While working on Bears (and I truly wish I could get an entire day free to knock it out in one swell foop), I've been thinking and re-thinking the opening of Sand. I wrote the original version of the first two chapters a gazillion years ago. One scene leads up to an act of rape, which occurs off stage.
I considered keeping the sexual violence despite my fear of handling the situation and characters poorly. I have never been a victim of a violent sex crime.* But I've been blessed with a couple close friends in the last five years who have been willing to be open and blunt about their victimization, the aftermath, and their ongoing journey away from the past. I believe I can do a better job of writing that character arc now.
I considered keeping the violence without the sex. It could work for the character arc of the woman victimized. But drawing that behavioral line for the rapist will fundamentally change his character, his behaviors, and his motivations. That might not be a bad thing. It could be more interesting, actually.
And when it comes down to it, the importance of the scene is its focus on the power disparity--which doesn't need to be expressed through a violent sex act. Sure, it could be, but why? I couldn't come up with a decent answer. And that told me what I needed to know.
So I'm keeping the violence, along with the elements of imperial incest, and realigning the now-not-rapist character.

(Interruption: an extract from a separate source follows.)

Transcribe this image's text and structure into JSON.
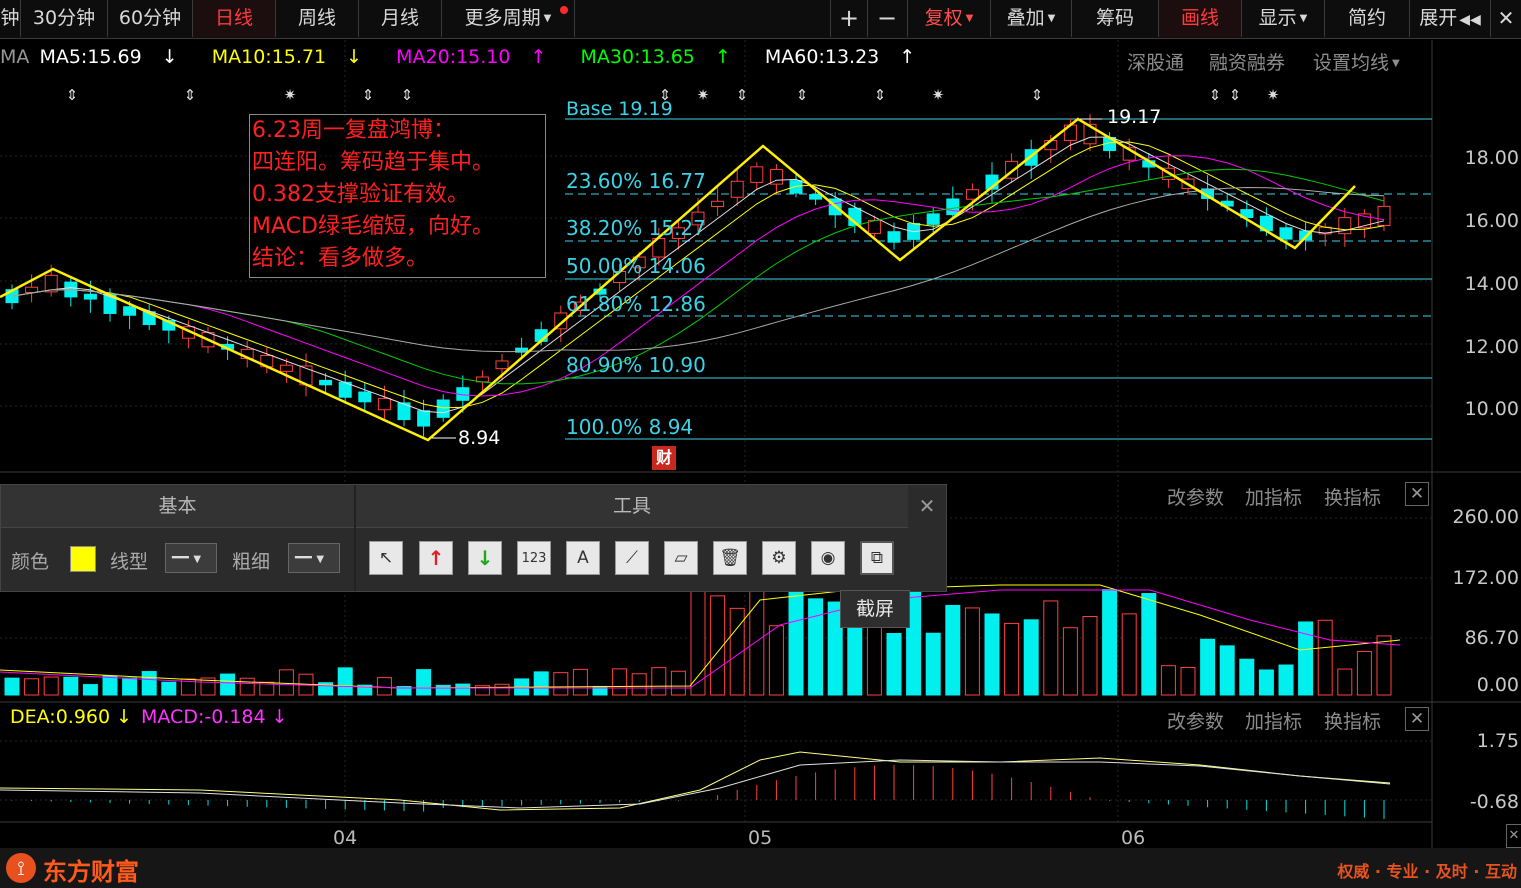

I don't need the rape component to tell this story.
Thoughts? Similar experiences?
Okay. That's the big decision for this novel. I don't have to make a similar decision for another 180K words. (Then it'll be figuring out how to put forth a believable development of Stockholm Syndrome.) Alas, that doesn't mean I can dive into revisions. I might be able to drop my toes in, though.
*I have been pressured into unwanted sex, yes, but that is distinctly different. Some will put that in the same general category as rape. I don't.